16 Já o trouxe aos teus discípulos, mas não conseguiram curá-lo.” Apresentei-o aos seus discípulos, mas eles não puderam curá-lo.
17 Jesus respondeu: “Ó povo sem fé e obstinado! Até quando terei de andar convosco? Até quando terei de suportar-vos? Tragam-me cá o rapaz!” Jesus exclamou: — Ó geração incrédula e perversa! Até quando estarei com vocês? Até quando terei de aguentá-los? Tragam o menino até aqui.
18 Jesus repreendeu o demónio que estava dentro do rapaz e ele deixou-o, ficando bom a partir daquele momento. E Jesus repreendeu o demônio, e este saiu do menino; e, desde aquela hora, o menino ficou curado.
19 Os discípulos perguntaram a Jesus, quando já estavam a sós: “Porque não conseguimos expulsar aquele demónio?” Então os discípulos, aproximando-se de Jesus, perguntaram em particular: — Por que motivo nós não pudemos expulsá-lo?
20 “Por causa da vossa pouca fé. É realmente como vos digo: se tivessem fé como um grão de mostarda, poderiam dizer a este monte: ‘Sai daqui!’, e ela sairia. Nada vos seria impossível. Jesus respondeu: — Por causa da pequenez da fé que vocês têm. Pois em verdade lhes digo que, se tiverem fé como um grão de mostarda, dirão a este monte: “Mude-se daqui para lá”, e ele se mudará. Nada lhes será impossível.
21 Porém, esta casta de demónios não sai senão à força de oração e jejum.” [Mas esse tipo de demônio só pode ser expulso por meio de oração e jejum.]
22 Um dia, estavam ainda na Galileia, Jesus disse-lhes: “O Filho do Homem vai ser entregue nas mãos dos homens, Quando eles estavam reunidos na Galileia, Jesus lhes disse: — O Filho do Homem está para ser entregue nas mãos dos homens,
23 hão de matá-lo mas, ao terceiro dia, ressuscitará.” E os discípulos encheram-se de tristeza. e estes o matarão; mas, ao terceiro dia, ressuscitará. Então os discípulos ficaram muito tristes.
24 Ao chegarem a Cafarnaum, os cobradores de impostos do templo procuraram Pedro e perguntaram-lhe: “O vosso mestre não paga impostos?” Quando Jesus e os discípulos chegaram a Cafarnaum, os que cobravam o imposto das duas dracmas se dirigiram a Pedro e perguntaram: — O Mestre de vocês não paga as duas dracmas?

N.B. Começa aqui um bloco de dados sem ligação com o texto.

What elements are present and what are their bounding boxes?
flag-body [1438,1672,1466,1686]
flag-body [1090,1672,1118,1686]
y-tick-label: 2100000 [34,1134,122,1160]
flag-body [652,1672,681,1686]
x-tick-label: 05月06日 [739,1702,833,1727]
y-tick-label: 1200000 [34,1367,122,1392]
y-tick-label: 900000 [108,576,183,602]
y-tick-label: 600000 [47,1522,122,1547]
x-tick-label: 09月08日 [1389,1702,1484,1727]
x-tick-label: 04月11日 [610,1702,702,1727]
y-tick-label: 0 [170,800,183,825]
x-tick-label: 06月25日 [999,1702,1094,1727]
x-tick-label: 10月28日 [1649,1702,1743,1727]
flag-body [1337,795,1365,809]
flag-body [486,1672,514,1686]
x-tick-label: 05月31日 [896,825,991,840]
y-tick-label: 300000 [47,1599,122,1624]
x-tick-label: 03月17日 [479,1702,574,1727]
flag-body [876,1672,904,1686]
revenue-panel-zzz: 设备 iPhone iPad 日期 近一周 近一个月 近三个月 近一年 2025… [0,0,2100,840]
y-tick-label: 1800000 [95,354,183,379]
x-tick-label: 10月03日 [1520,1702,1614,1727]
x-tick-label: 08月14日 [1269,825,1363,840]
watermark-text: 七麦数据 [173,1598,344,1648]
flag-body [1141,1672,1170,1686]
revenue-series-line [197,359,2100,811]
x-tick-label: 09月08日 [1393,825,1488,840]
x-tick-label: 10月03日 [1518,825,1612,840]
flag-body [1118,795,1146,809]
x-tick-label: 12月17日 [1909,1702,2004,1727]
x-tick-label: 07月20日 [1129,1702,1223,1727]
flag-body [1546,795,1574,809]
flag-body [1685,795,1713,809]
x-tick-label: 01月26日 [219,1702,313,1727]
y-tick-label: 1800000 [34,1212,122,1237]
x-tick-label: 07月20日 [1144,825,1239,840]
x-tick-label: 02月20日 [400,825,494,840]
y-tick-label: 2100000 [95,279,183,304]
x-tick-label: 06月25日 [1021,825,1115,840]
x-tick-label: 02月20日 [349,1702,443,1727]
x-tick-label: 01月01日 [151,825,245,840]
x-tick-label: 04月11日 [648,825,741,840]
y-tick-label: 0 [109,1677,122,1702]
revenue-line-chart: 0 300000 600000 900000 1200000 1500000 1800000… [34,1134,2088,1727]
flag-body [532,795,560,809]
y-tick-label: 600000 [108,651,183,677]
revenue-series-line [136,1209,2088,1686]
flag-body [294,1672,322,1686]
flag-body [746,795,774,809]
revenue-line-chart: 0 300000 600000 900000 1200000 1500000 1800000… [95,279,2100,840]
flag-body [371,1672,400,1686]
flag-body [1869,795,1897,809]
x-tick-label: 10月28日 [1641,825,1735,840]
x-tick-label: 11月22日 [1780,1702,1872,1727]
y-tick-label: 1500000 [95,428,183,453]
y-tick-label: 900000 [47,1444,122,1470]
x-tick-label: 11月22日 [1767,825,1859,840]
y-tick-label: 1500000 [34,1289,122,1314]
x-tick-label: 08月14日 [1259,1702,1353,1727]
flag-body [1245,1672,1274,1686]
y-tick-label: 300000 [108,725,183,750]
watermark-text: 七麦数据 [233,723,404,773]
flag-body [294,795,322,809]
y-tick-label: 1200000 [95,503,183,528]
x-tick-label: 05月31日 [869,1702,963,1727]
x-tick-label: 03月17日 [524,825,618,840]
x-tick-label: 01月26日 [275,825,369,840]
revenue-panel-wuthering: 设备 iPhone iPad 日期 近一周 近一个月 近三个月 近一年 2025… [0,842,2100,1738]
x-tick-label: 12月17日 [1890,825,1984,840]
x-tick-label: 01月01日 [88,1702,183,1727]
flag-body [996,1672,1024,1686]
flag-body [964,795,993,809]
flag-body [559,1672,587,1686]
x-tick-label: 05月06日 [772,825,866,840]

25 Ele respondeu: “Claro que paga!” Entrando em casa para discutir o assunto com Jesus, antes que Pedro começasse a falar, Jesus perguntou-lhe: “Que achas, Simão? Os reis lançam impostos sobre o seu povo ou sobre os estrangeiros?” Pedro respondeu: — Claro que paga! Quando Pedro estava entrando em casa, Jesus se adiantou, dizendo: — Simão, o que você acha? De quem os reis da terra cobram impostos ou tributo: dos seus filhos ou dos estranhos?
26 Pedro respondeu: “Sobre os estrangeiros.” Jesus continuou: “Se assim é, os nacionais não têm de pagar. Quando Pedro respondeu: “Dos estranhos”, Jesus lhe disse: — Logo, os filhos estão isentos.
27 Contudo, não vamos contrariá-los. Vai ao mar, lança a linha e abre a boca do primeiro peixe que apanhares. Encontrarás uma moeda que vale o bastante para pagar o imposto por ambos; leva-a e paga-lhes.” Mas, para que não os escandalizemos, vá ao mar, jogue o anzol e puxe o primeiro peixe que fisgar. Ao abrir a boca do peixe, você encontrará uma moeda. Pegue essa moeda e entregue aos cobradores, para pagar o meu imposto e o seu.